The tales are full of dramatic tension, and the sentences flow seamlessly, conveying an African immigrant experience. The first story grapples with conflicts that arise when a woman from Zimbabwe dates a man from Wyoming. Another story tackles issues concerning police brutality toward undocumented immigrants. A third one confronts emotions involved in returning to a native country, Zimbabwe, after living and working in an adopted country, the United States.

The characters in these stories confront struggles with their best coping mechanisms, even if those same techniques exacerbate problems. For instance, characters struggling in the U.S. lie to their family members back in their native country, pretending all is well in the States when the reality is bleak: a mother loses her child; a wife is mistreated by in-laws; a woman screws up a healthy relationship. Most of the conflicts are caused by anger.

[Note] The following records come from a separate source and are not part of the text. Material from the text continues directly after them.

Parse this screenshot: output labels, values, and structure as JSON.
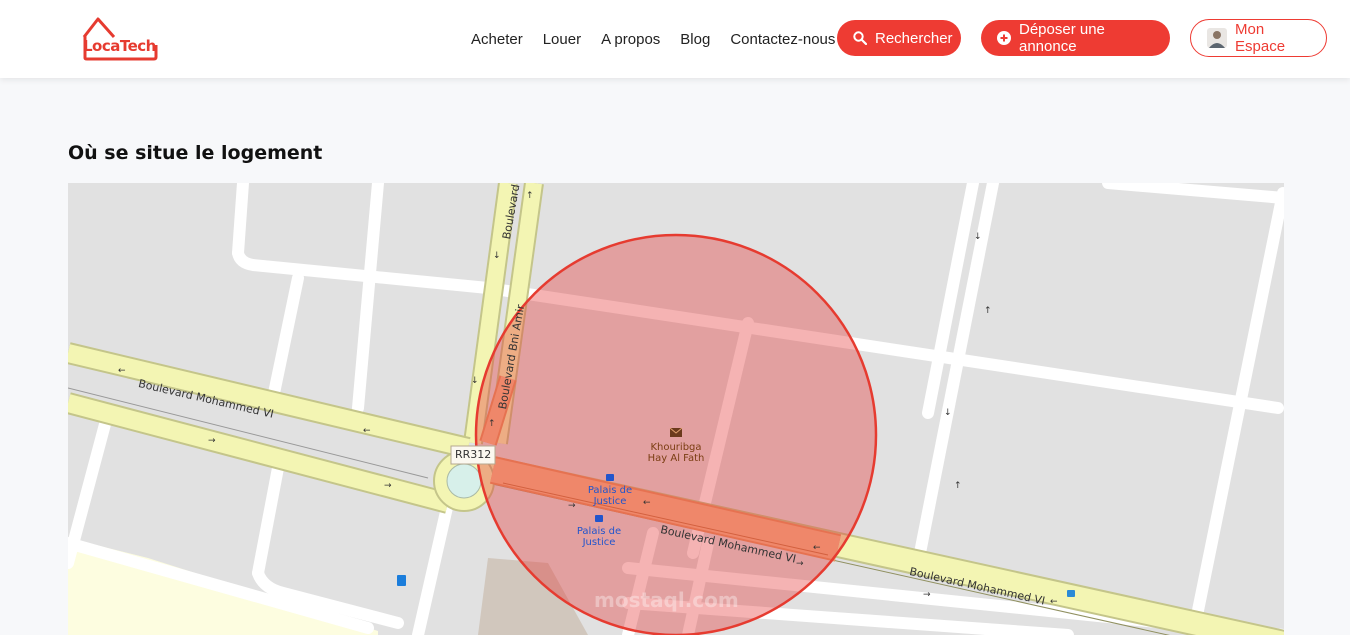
{
  "header": {
    "logo_text": "LocaTech",
    "nav": [
      "Acheter",
      "Louer",
      "A propos",
      "Blog",
      "Contactez-nous"
    ],
    "search_button": "Rechercher",
    "post_button": "Déposer une annonce",
    "account_button": "Mon Espace"
  },
  "section": {
    "title": "Où se situe le logement"
  },
  "map": {
    "roads": {
      "boulevard_mohammed_vi": "Boulevard Mohammed VI",
      "boulevard_bni_amir": "Boulevard Bni Amir",
      "route_ref": "RR312"
    },
    "pois": {
      "post_office": "Khouribga Hay Al Fath",
      "bus_stop": "Palais de Justice"
    },
    "watermark": "mostaql.com",
    "colors": {
      "accent": "#ee3b33",
      "circle_fill": "rgba(228,56,56,0.38)",
      "primary_road": "#f5f6b4",
      "highlight_road": "#f6b98a",
      "block": "#dedede"
    }
  }
}
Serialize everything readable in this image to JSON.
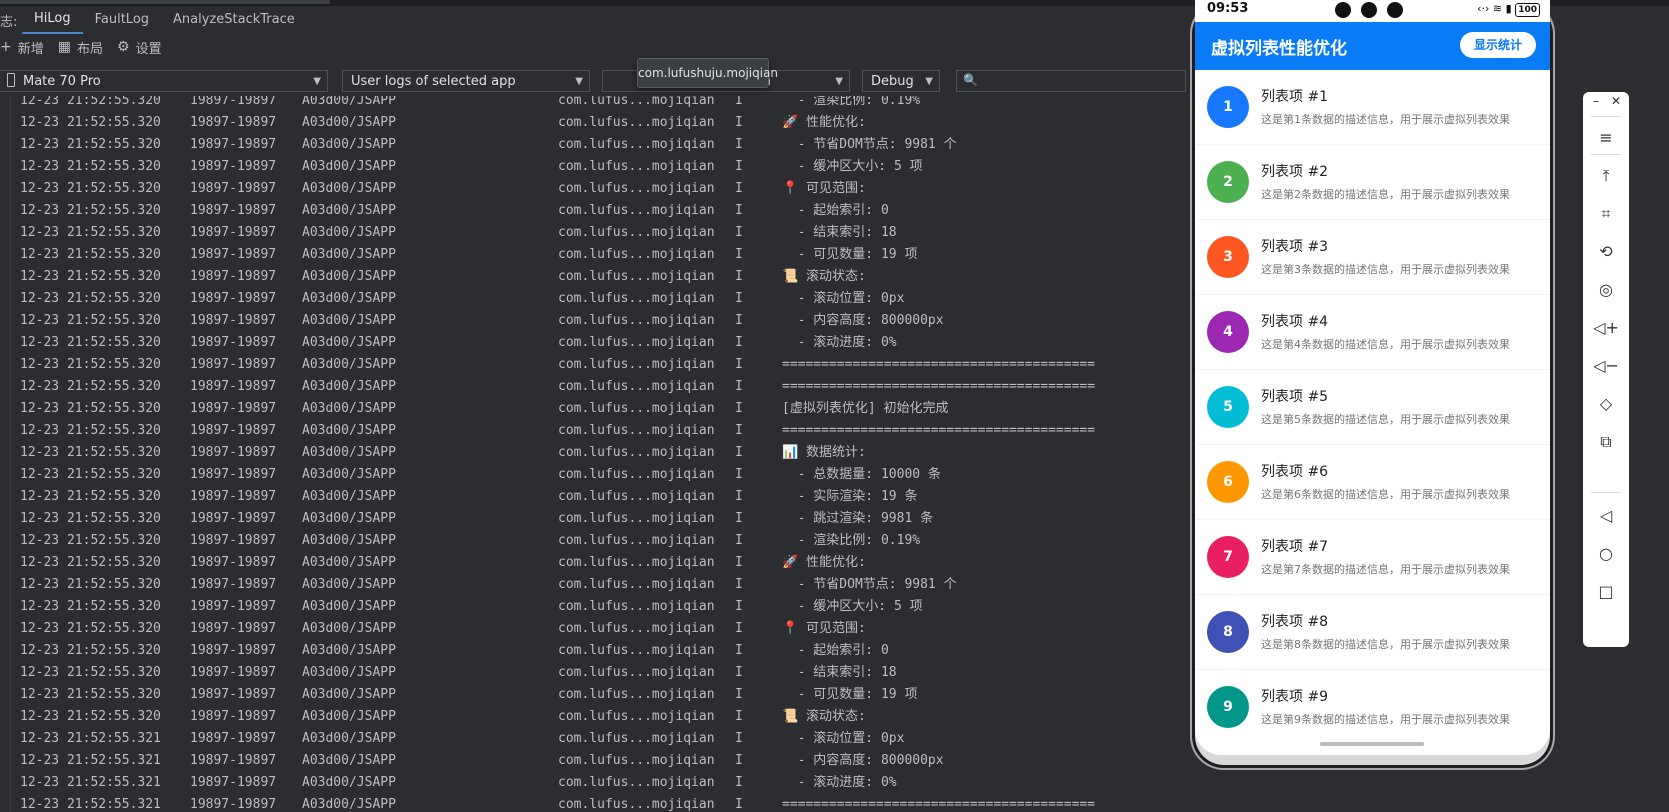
{
  "tabs": {
    "prefix": "志:",
    "items": [
      {
        "label": "HiLog",
        "active": true
      },
      {
        "label": "FaultLog",
        "active": false
      },
      {
        "label": "AnalyzeStackTrace",
        "active": false
      }
    ]
  },
  "toolbar": {
    "new_label": "新增",
    "layout_label": "布局",
    "settings_label": "设置"
  },
  "filters": {
    "device": "Mate 70 Pro",
    "log_scope": "User logs of selected app",
    "package": "com.lufushuju.mojiqian",
    "package_visible": "qian",
    "level": "Debug",
    "search_placeholder": ""
  },
  "tooltip": "com.lufushuju.mojiqian",
  "log": {
    "rows": [
      {
        "time": "12-23 21:52:55.320",
        "pid": "19897-19897",
        "tag": "A03d00/JSAPP",
        "pkg": "com.lufus...mojiqian",
        "lvl": "I",
        "msg": "  - 渲染比例: 0.19%"
      },
      {
        "time": "12-23 21:52:55.320",
        "pid": "19897-19897",
        "tag": "A03d00/JSAPP",
        "pkg": "com.lufus...mojiqian",
        "lvl": "I",
        "msg": "🚀 性能优化:"
      },
      {
        "time": "12-23 21:52:55.320",
        "pid": "19897-19897",
        "tag": "A03d00/JSAPP",
        "pkg": "com.lufus...mojiqian",
        "lvl": "I",
        "msg": "  - 节省DOM节点: 9981 个"
      },
      {
        "time": "12-23 21:52:55.320",
        "pid": "19897-19897",
        "tag": "A03d00/JSAPP",
        "pkg": "com.lufus...mojiqian",
        "lvl": "I",
        "msg": "  - 缓冲区大小: 5 项"
      },
      {
        "time": "12-23 21:52:55.320",
        "pid": "19897-19897",
        "tag": "A03d00/JSAPP",
        "pkg": "com.lufus...mojiqian",
        "lvl": "I",
        "msg": "📍 可见范围:"
      },
      {
        "time": "12-23 21:52:55.320",
        "pid": "19897-19897",
        "tag": "A03d00/JSAPP",
        "pkg": "com.lufus...mojiqian",
        "lvl": "I",
        "msg": "  - 起始索引: 0"
      },
      {
        "time": "12-23 21:52:55.320",
        "pid": "19897-19897",
        "tag": "A03d00/JSAPP",
        "pkg": "com.lufus...mojiqian",
        "lvl": "I",
        "msg": "  - 结束索引: 18"
      },
      {
        "time": "12-23 21:52:55.320",
        "pid": "19897-19897",
        "tag": "A03d00/JSAPP",
        "pkg": "com.lufus...mojiqian",
        "lvl": "I",
        "msg": "  - 可见数量: 19 项"
      },
      {
        "time": "12-23 21:52:55.320",
        "pid": "19897-19897",
        "tag": "A03d00/JSAPP",
        "pkg": "com.lufus...mojiqian",
        "lvl": "I",
        "msg": "📜 滚动状态:"
      },
      {
        "time": "12-23 21:52:55.320",
        "pid": "19897-19897",
        "tag": "A03d00/JSAPP",
        "pkg": "com.lufus...mojiqian",
        "lvl": "I",
        "msg": "  - 滚动位置: 0px"
      },
      {
        "time": "12-23 21:52:55.320",
        "pid": "19897-19897",
        "tag": "A03d00/JSAPP",
        "pkg": "com.lufus...mojiqian",
        "lvl": "I",
        "msg": "  - 内容高度: 800000px"
      },
      {
        "time": "12-23 21:52:55.320",
        "pid": "19897-19897",
        "tag": "A03d00/JSAPP",
        "pkg": "com.lufus...mojiqian",
        "lvl": "I",
        "msg": "  - 滚动进度: 0%"
      },
      {
        "time": "12-23 21:52:55.320",
        "pid": "19897-19897",
        "tag": "A03d00/JSAPP",
        "pkg": "com.lufus...mojiqian",
        "lvl": "I",
        "msg": "========================================"
      },
      {
        "time": "12-23 21:52:55.320",
        "pid": "19897-19897",
        "tag": "A03d00/JSAPP",
        "pkg": "com.lufus...mojiqian",
        "lvl": "I",
        "msg": "========================================"
      },
      {
        "time": "12-23 21:52:55.320",
        "pid": "19897-19897",
        "tag": "A03d00/JSAPP",
        "pkg": "com.lufus...mojiqian",
        "lvl": "I",
        "msg": "[虚拟列表优化] 初始化完成"
      },
      {
        "time": "12-23 21:52:55.320",
        "pid": "19897-19897",
        "tag": "A03d00/JSAPP",
        "pkg": "com.lufus...mojiqian",
        "lvl": "I",
        "msg": "========================================"
      },
      {
        "time": "12-23 21:52:55.320",
        "pid": "19897-19897",
        "tag": "A03d00/JSAPP",
        "pkg": "com.lufus...mojiqian",
        "lvl": "I",
        "msg": "📊 数据统计:"
      },
      {
        "time": "12-23 21:52:55.320",
        "pid": "19897-19897",
        "tag": "A03d00/JSAPP",
        "pkg": "com.lufus...mojiqian",
        "lvl": "I",
        "msg": "  - 总数据量: 10000 条"
      },
      {
        "time": "12-23 21:52:55.320",
        "pid": "19897-19897",
        "tag": "A03d00/JSAPP",
        "pkg": "com.lufus...mojiqian",
        "lvl": "I",
        "msg": "  - 实际渲染: 19 条"
      },
      {
        "time": "12-23 21:52:55.320",
        "pid": "19897-19897",
        "tag": "A03d00/JSAPP",
        "pkg": "com.lufus...mojiqian",
        "lvl": "I",
        "msg": "  - 跳过渲染: 9981 条"
      },
      {
        "time": "12-23 21:52:55.320",
        "pid": "19897-19897",
        "tag": "A03d00/JSAPP",
        "pkg": "com.lufus...mojiqian",
        "lvl": "I",
        "msg": "  - 渲染比例: 0.19%"
      },
      {
        "time": "12-23 21:52:55.320",
        "pid": "19897-19897",
        "tag": "A03d00/JSAPP",
        "pkg": "com.lufus...mojiqian",
        "lvl": "I",
        "msg": "🚀 性能优化:"
      },
      {
        "time": "12-23 21:52:55.320",
        "pid": "19897-19897",
        "tag": "A03d00/JSAPP",
        "pkg": "com.lufus...mojiqian",
        "lvl": "I",
        "msg": "  - 节省DOM节点: 9981 个"
      },
      {
        "time": "12-23 21:52:55.320",
        "pid": "19897-19897",
        "tag": "A03d00/JSAPP",
        "pkg": "com.lufus...mojiqian",
        "lvl": "I",
        "msg": "  - 缓冲区大小: 5 项"
      },
      {
        "time": "12-23 21:52:55.320",
        "pid": "19897-19897",
        "tag": "A03d00/JSAPP",
        "pkg": "com.lufus...mojiqian",
        "lvl": "I",
        "msg": "📍 可见范围:"
      },
      {
        "time": "12-23 21:52:55.320",
        "pid": "19897-19897",
        "tag": "A03d00/JSAPP",
        "pkg": "com.lufus...mojiqian",
        "lvl": "I",
        "msg": "  - 起始索引: 0"
      },
      {
        "time": "12-23 21:52:55.320",
        "pid": "19897-19897",
        "tag": "A03d00/JSAPP",
        "pkg": "com.lufus...mojiqian",
        "lvl": "I",
        "msg": "  - 结束索引: 18"
      },
      {
        "time": "12-23 21:52:55.320",
        "pid": "19897-19897",
        "tag": "A03d00/JSAPP",
        "pkg": "com.lufus...mojiqian",
        "lvl": "I",
        "msg": "  - 可见数量: 19 项"
      },
      {
        "time": "12-23 21:52:55.320",
        "pid": "19897-19897",
        "tag": "A03d00/JSAPP",
        "pkg": "com.lufus...mojiqian",
        "lvl": "I",
        "msg": "📜 滚动状态:"
      },
      {
        "time": "12-23 21:52:55.321",
        "pid": "19897-19897",
        "tag": "A03d00/JSAPP",
        "pkg": "com.lufus...mojiqian",
        "lvl": "I",
        "msg": "  - 滚动位置: 0px"
      },
      {
        "time": "12-23 21:52:55.321",
        "pid": "19897-19897",
        "tag": "A03d00/JSAPP",
        "pkg": "com.lufus...mojiqian",
        "lvl": "I",
        "msg": "  - 内容高度: 800000px"
      },
      {
        "time": "12-23 21:52:55.321",
        "pid": "19897-19897",
        "tag": "A03d00/JSAPP",
        "pkg": "com.lufus...mojiqian",
        "lvl": "I",
        "msg": "  - 滚动进度: 0%"
      },
      {
        "time": "12-23 21:52:55.321",
        "pid": "19897-19897",
        "tag": "A03d00/JSAPP",
        "pkg": "com.lufus...mojiqian",
        "lvl": "I",
        "msg": "========================================"
      }
    ]
  },
  "phone": {
    "status_time": "09:53",
    "battery": "100",
    "app_title": "虚拟列表性能优化",
    "stats_button": "显示统计",
    "items": [
      {
        "num": "1",
        "title": "列表项 #1",
        "desc": "这是第1条数据的描述信息，用于展示虚拟列表效果",
        "color": "#1677ff"
      },
      {
        "num": "2",
        "title": "列表项 #2",
        "desc": "这是第2条数据的描述信息，用于展示虚拟列表效果",
        "color": "#4caf50"
      },
      {
        "num": "3",
        "title": "列表项 #3",
        "desc": "这是第3条数据的描述信息，用于展示虚拟列表效果",
        "color": "#ff5722"
      },
      {
        "num": "4",
        "title": "列表项 #4",
        "desc": "这是第4条数据的描述信息，用于展示虚拟列表效果",
        "color": "#9c27b0"
      },
      {
        "num": "5",
        "title": "列表项 #5",
        "desc": "这是第5条数据的描述信息，用于展示虚拟列表效果",
        "color": "#00bcd4"
      },
      {
        "num": "6",
        "title": "列表项 #6",
        "desc": "这是第6条数据的描述信息，用于展示虚拟列表效果",
        "color": "#ff9800"
      },
      {
        "num": "7",
        "title": "列表项 #7",
        "desc": "这是第7条数据的描述信息，用于展示虚拟列表效果",
        "color": "#e91e63"
      },
      {
        "num": "8",
        "title": "列表项 #8",
        "desc": "这是第8条数据的描述信息，用于展示虚拟列表效果",
        "color": "#3f51b5"
      },
      {
        "num": "9",
        "title": "列表项 #9",
        "desc": "这是第9条数据的描述信息，用于展示虚拟列表效果",
        "color": "#009688"
      }
    ]
  },
  "side_panel": {
    "icons": [
      "minimize-icon",
      "close-icon",
      "menu-icon",
      "pin-top-icon",
      "crop-icon",
      "rotate-icon",
      "screenshot-icon",
      "volume-up-icon",
      "volume-down-icon",
      "shake-icon",
      "copy-screen-icon",
      "back-icon",
      "home-icon",
      "recents-icon"
    ]
  }
}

The majority of the stories have unsettling endings, which leads to readers empathizing with either the characters or the situations. However, some of the conclusions are hopeful. For instance, readers see Vimbiso Nyamukundwa unfairly arrested and threatened with deportation in the title story. At the end of the story, the twist reminds one that everyone in America, whether a natural-born citizen or a hard-working immigrant, is still working to survive. One is caused to wonder why immigrants are mistreated when they work so hard at essential tasks of humanity, such as caring for the old and frail.

"The Collector of Degrees" is written in the second person, making the struggles of a college student from an immigrant family immediate and shareable with the reader. This story reveals the complications of the DACA program, giving the reader a nuanced understanding of what it means to be a child of immigrants. In the story "Unhinged," Tatenda only feels seen when she can rouse anger, whether in her father, her African American classmates, or her kind boyfriend. As the story progresses, readers start to understand where she is coming from. Tatenda binges on Fox news and claims to be a Trump supporter just to stand out. She wants to get the African American students to argue with her because that is when she feels the most alive. In another story, a single mother, Fungai, wants her daughter's white foster family to understand what cruelty has done to her. She wants them to ask what everyone can do to overcome cruelty and be more inclusive.

It is clear that this collection's objective is to dispel stereotypes and foster understanding. Its glimpses into interracial and cross-cultural dynamics compel readers to understand. It's as if the author is saying we should comfort each other, hold hands, share meals, be honest, and talk through hopes, fears, dreams, and anxieties together. These stories display reality at its toughest and give the heart room to grow. The characters live with tremendous courage. The author's collection of poignant tales challenges readers to think deeply about what all people, no matter their ethnicity or family background, have in common.